Friday, January 27, 2023
HomeFinanceAre you looking to repay a loan? First, consider the following facts

Are you looking to repay a loan? First, consider the following facts

Banks and NBFCs go to great lengths to entice potential borrowers. To entice customers to their loan services, they market their interest rates, fees, and other costs. Borrowers, too, are often looking for loans for a variety of reasons. Borrowers can use personal loans, credit cards, home loans, vehicle loans, education loans, and a variety of other lending products to fulfil their financial needs.

A loan can be repaid in a variety of ways. Though most loans have a monthly EMI, gold loans have a one-time payment option. Credit cards provide you with revolving credit that you can use anytime you want and pay back in 50 days, interest-free. As a result, borrowers can easily repay their loans without fear of late payments or defaults.

Factors before repaying a loan

Foreclosure Charges:

This is a crucial point to double-check with your bank before applying for a loan. According to the RBI’s most recent guidelines, banks cannot charge foreclosure fees on loans with a floating rate of interest. So, before taking out a loan, make sure to verify the interest rate; personal loans have a fixed rate of interest, whereas home loans and credit card loans have a floating rate of interest. Charges for foreclosure might range from 2% to 5% of the total outstanding debt. When you want to pre-close a loan early in its term, it might be difficult.

Effect on credit score:

Credit scores are used by lenders to assess an applicant’s creditworthiness. For lenders, a poor credit score is a red flag.
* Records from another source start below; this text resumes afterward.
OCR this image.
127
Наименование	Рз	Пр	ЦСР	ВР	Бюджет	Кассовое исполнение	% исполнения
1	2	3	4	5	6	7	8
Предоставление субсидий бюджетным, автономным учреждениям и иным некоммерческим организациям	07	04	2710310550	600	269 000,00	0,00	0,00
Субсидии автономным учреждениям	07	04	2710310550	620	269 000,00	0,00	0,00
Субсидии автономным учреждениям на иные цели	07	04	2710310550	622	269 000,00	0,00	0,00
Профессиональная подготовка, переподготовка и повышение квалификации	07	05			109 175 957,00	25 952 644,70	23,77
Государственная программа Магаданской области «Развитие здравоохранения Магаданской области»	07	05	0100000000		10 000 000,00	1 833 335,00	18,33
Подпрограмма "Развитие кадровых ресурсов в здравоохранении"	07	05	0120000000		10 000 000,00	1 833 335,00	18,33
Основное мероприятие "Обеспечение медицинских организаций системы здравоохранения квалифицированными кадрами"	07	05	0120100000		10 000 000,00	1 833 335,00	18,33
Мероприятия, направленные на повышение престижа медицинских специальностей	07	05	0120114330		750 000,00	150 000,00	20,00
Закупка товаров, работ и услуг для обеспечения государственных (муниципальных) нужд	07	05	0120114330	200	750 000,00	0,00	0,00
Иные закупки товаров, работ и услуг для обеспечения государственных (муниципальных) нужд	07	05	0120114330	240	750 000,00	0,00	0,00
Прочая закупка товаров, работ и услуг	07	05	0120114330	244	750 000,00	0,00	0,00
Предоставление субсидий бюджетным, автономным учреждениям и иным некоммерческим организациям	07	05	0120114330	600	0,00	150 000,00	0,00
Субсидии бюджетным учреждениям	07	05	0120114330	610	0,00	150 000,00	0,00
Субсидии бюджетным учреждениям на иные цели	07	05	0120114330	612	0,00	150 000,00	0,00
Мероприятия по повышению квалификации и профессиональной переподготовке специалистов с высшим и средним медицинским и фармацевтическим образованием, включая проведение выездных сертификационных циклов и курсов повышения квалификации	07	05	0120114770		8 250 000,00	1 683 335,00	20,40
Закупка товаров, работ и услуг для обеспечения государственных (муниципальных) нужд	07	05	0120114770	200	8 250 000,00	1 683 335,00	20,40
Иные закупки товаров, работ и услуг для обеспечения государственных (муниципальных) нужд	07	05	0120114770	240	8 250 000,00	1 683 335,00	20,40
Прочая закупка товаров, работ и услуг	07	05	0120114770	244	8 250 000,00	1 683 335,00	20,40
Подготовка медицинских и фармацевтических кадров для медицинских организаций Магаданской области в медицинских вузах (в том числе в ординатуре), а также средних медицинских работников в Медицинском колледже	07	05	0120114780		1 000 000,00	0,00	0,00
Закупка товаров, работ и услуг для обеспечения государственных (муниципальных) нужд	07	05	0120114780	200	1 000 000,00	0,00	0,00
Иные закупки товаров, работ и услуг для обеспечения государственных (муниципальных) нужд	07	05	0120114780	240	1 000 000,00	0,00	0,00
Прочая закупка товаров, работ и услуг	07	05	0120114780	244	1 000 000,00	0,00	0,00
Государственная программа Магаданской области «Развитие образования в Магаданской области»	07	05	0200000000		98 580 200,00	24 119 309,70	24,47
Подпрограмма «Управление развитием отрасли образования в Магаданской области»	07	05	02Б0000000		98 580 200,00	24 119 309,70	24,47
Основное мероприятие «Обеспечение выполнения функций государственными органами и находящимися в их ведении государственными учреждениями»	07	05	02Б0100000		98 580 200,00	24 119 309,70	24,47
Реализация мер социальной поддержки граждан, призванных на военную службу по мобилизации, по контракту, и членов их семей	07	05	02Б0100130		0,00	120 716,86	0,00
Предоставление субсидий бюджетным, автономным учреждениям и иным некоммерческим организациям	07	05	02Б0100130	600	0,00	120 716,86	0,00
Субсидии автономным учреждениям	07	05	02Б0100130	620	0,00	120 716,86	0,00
Making on-time loan payments is a fantastic way to improve your credit score. As a result, setting up an ECS or standing instruction for your monthly EMI payments is much easier. This assures that you pay back your loan on schedule. Your credit score will rise as well if you make additional payments on your loan account. Failure to repay a loan on time will lower your credit score and make it more difficult to obtain loans in the future.

Hold on property:

The collateral you supply for the loan is usually encumbered by a lien. In a car loan, for example, the car is hypothecated to the lender until the loan is paid off. To safeguard against losses from faulty loans, these liens are placed on the collateral. Many individuals are unaware that a lien is a banker’s (or any creditor’s) legal right to sell the borrower’s collateral property if the loan is not repaid. These liens will also appear on your credit record. As a result, once you’ve paid off the loan, make sure the lien is removed from the collateral. Remember to secure your lender’s NOC (No Objection Certificate) to remove the lien and provide you full authority to sell the item.

Loan repayment options:

What options does the bank offer for repaying a loan? Is a NACH mandate acceptable, or do they prefer cash payments? Is it possible to make the payment more conveniently through online means, or do you need to go to the branch every month to pay? With our hectic schedules, suitable repayment choices should be provided so that we may conveniently service the debt.

Obtaining genuine documents:

You would have submitted a few original documents when applying for the loan, such as the house sale deed, asset paperwork, securities and bonds, and so on. Remember to collect the original documentation from your lender once you’ve paid off the debt. Obtain a copy of the most recent ‘Encumbrance Certificate,’ which details the loan’s conclusion and legal rights transferred to your name. This will be critical in asserting your ownership of the item, property, or collateral.

Is It A Good Idea To Pay Off Your Loans Early?

We take out loans to cover large bills or make a speedy payments. Taking out a loan does not automatically imply that you will be unable to repay it on time. As a result, you have the option of repaying the loan in full on time or making periodic partial payments and closing the loan far before the due date.

  • Paying off your debt sooner will save you a lot of money in terms of interest and other fees.
  • It improves your credit score by demonstrating that you have a good repayment history with your lender.
  • More money to put back into your company or to put into other endeavours.
  • When you pay off your loan sooner, you have a better chance of securing a better loan.
  • Better returns result from asset appreciation.


When you repay a loan in full before the due date, it becomes an investment. You may be eligible for additional tax savings on the interest component of home and education loans. Failure to repay the loan on time and defaulting on payments, on the other hand, might be detrimental to your financial health. Your credit score may suffer as a result, making it more difficult to obtain low-interest loans in the future. Consider returning your loan sooner than the loan term to maximise your rewards.